Oates’ last two stops were out in the Western Conference, with Anaheim and Edmonton. He has fond memories of his days with the Ducks, which culminated in his second trip to the Stanley Cup final in 2003.
“When I played for Anaheim, I was in the last few years of my career,” he says. “You know you’re winding down, but I still felt like I was contributing. I was really focused on conditioning. I didn’t want to be the old guy that sits in the wheelchair; I wasn’t going to let them retire me because of that.
“In the second half of the year, I had a good second half. I played with Paul Kariya and Petr Sykora and we had a good second half. Our line played very well and had a good playoff. So I felt like I contributed. I still felt like I was part of it.”
Edmonton was Oates’ final stop; he signed with the Oilers well after the start of the 2003-04 season, at a point where he believed his career might have already been over. In hindsight, Oates wishes things had gone differently before that signing. He believes if they had, his career might have been prolonged.
“Edmonton, I screwed up,” he admits. “Anaheim didn’t bring me back. We lost in Game 7 of the final. And I was like, ‘How could they not bring me back?’ We went to Game 7 of the final and I led the team in scoring in the playoffs. So I figured, ‘Well, I guess it’s over.’ So I didn’t train that summer. And then I missed [training] camp.
“So I’m 40 years old, and all of a sudden Edmonton calls [in November]. I remember being on the phone with [Oilers general manager] Kevin Lowe and [head coach] Craig MacTavish and I said, ‘Guys, I’m out of shape.’ They said, ‘Well, we’ll get you in shape.’ And in the back of my mind I knew, ‘You can’t do that, you can’t catch up.’ Not at 40. Not only did I miss camp, but I missed my training before camp.
“I knew it. I never played my best hockey for Edmonton at all, and it bummed me out because they showed good faith with me. I tried, it’s not like I didn’t try. But I wish it didn’t end like that in a sense because I still feel like I had more good hockey to give than I gave to them.”

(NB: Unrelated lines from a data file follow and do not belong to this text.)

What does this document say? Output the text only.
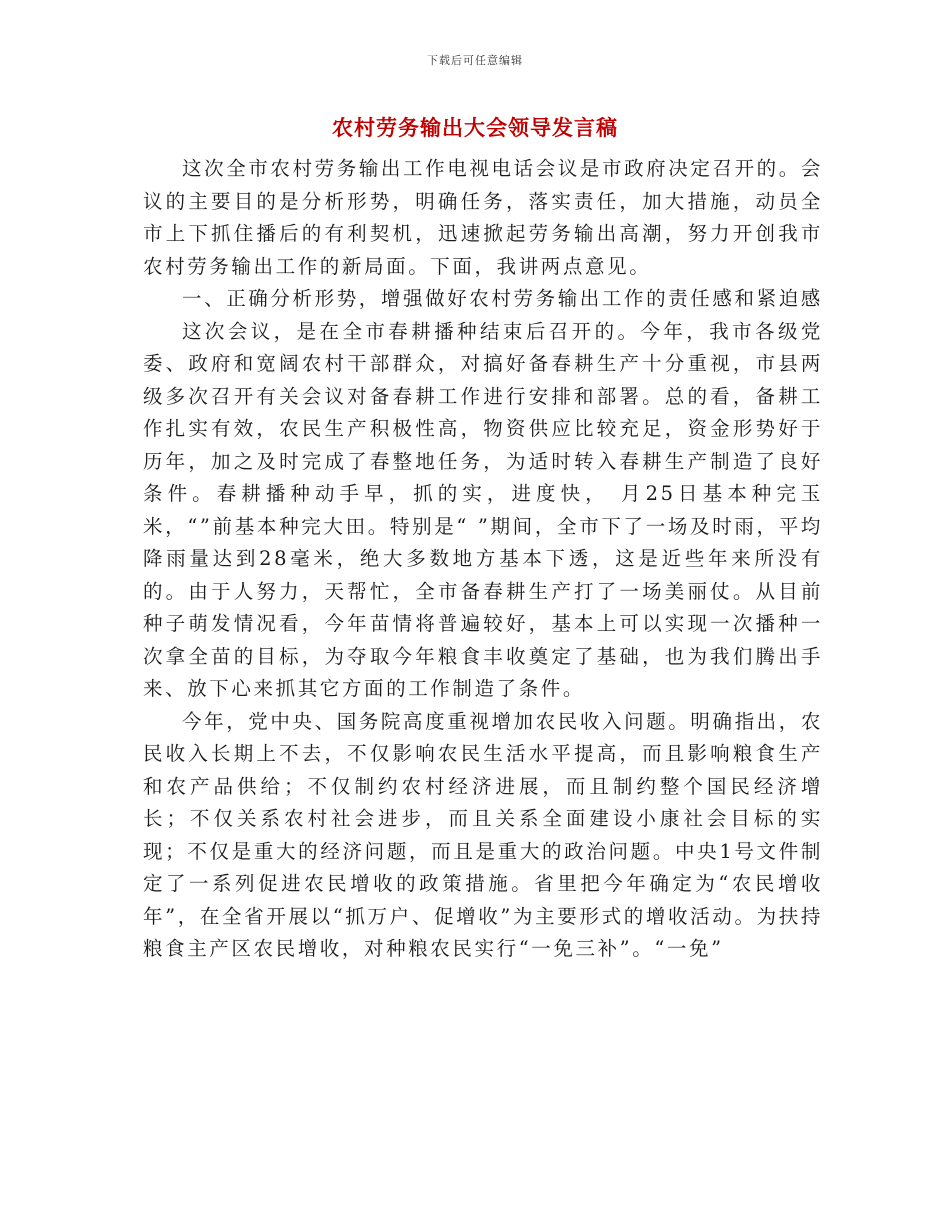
下载后可任意编辑
农村劳务输出大会领导发言稿

这次全市农村劳务输出工作电视电话会议是市政府决定召开的。会议的主要目的是分析形势，明确任务，落实责任，加大措施，动员全市上下抓住播后的有利契机，迅速掀起劳务输出高潮，努力开创我市农村劳务输出工作的新局面。下面，我讲两点意见。

一、正确分析形势，增强做好农村劳务输出工作的责任感和紧迫感

这次会议，是在全市春耕播种结束后召开的。今年，我市各级党委、政府和宽阔农村干部群众，对搞好备春耕生产十分重视，市县两级多次召开有关会议对备春耕工作进行安排和部署。总的看，备耕工作扎实有效，农民生产积极性高，物资供应比较充足，资金形势好于历年，加之及时完成了春整地任务，为适时转入春耕生产制造了良好条件。春耕播种动手早，抓的实，进度快， 月25日基本种完玉米，“”前基本种完大田。特别是“ ”期间，全市下了一场及时雨，平均降雨量达到28毫米，绝大多数地方基本下透，这是近些年来所没有的。由于人努力，天帮忙，全市备春耕生产打了一场美丽仗。从目前种子萌发情况看，今年苗情将普遍较好，基本上可以实现一次播种一次拿全苗的目标，为夺取今年粮食丰收奠定了基础，也为我们腾出手来、放下心来抓其它方面的工作制造了条件。

今年，党中央、国务院高度重视增加农民收入问题。明确指出，农民收入长期上不去，不仅影响农民生活水平提高，而且影响粮食生产和农产品供给；不仅制约农村经济进展，而且制约整个国民经济增长；不仅关系农村社会进步，而且关系全面建设小康社会目标的实现；不仅是重大的经济问题，而且是重大的政治问题。中央1号文件制定了一系列促进农民增收的政策措施。省里把今年确定为“农民增收年”，在全省开展以“抓万户、促增收”为主要形式的增收活动。为扶持粮食主产区农民增收，对种粮农民实行“一免三补”。“一免”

Then came the lockout that killed the 2004-05 season, and with it, Oates’ career. I asked him whether he believes that had he trained in the summer of 2003 and not missed training camp prior to his season with the Oilers, and if there hadn’t been a lockout (I know, that’s a lot of “ifs”), that he would have been able to continue as a productive NHL player as a 42-year-old in 2004-05.
“I think I could have had a productive season for Edmonton, yes I do,” Oates answers. “I think the year I played for them I didn’t, so it ended it for me. But if they had signed me that summer right away after the season before, I would have trained and I would have had camp and I feel like I would have had a productive year. Two years before I was sixth in the league in scoring. It doesn’t fall that fast. I still would have played well for Edmonton.
“Who knows? I might have retired anyway, but I wish I had just retired for Edmonton after having played better hockey for them.”